Rawlins called over another deputy, who was older but apparently lower in the department’s pecking order. Rawlins ripped off the sheet of paper that had Dash’s phone numbers on it and gave it to the other officer. He muttered instructions to him that Rye couldn’t hear and pretended disinterest in.
Before the other deputy moved away, he said to Rawlins in an undertone, “Know who she is?” He bobbed his head toward Brynn.
Rawlins leaned back in order to see around the other deputy to where Brynn was being questioned. “Should I?”
“Wes O’Neal’s daughter.”
Rawlins’s eyes narrowed on her. “You don’t say.”
“Wasn’t sure at first, but then I heard her name. I’d see her around the department when she was just a kid. In and out of there a lot.” The older deputy withdrew, presumably to phone Dash.

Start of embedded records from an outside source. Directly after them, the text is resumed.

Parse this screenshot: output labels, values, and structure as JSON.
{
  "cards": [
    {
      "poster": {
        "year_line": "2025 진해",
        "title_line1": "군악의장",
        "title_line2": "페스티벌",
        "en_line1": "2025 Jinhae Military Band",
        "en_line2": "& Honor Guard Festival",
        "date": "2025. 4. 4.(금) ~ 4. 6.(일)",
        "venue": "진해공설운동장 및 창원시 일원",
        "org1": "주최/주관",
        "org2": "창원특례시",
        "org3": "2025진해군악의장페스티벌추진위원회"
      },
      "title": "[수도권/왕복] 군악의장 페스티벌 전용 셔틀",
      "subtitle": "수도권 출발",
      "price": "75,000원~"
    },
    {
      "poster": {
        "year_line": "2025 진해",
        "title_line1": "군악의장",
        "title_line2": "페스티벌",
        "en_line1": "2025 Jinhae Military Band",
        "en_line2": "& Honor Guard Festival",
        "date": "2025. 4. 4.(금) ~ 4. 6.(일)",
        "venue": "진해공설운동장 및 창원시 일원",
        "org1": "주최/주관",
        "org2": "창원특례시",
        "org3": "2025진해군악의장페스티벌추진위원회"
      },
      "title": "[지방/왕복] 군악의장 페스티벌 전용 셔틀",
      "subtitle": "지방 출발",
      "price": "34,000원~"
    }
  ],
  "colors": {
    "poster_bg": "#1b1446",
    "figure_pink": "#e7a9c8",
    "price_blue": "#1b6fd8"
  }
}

Rye’s curiosity got the better of him. “Who’s Wes O’Neal?”
Rawlins said, “You’re not from around here, or you’d likely know. Where are you from, Mr. Mallett?”
“Not from around here.” Rawlins gave him a baleful look, and Rye decided that annoying him further wasn’t worth the time it would cost him. “Everywhere and nowhere. Air Force brat. We moved every couple of years, so I don’t claim a home town or even a home state.”
“Where do you live now?”
He rented an apartment in Oklahoma City only so he would have a mailing address. He had no personal attachment to the city. He’d chosen it for convenience. It was in the center of the country, making it easy to get into on his way back from somewhere and easy to get out of on his way to somewhere else.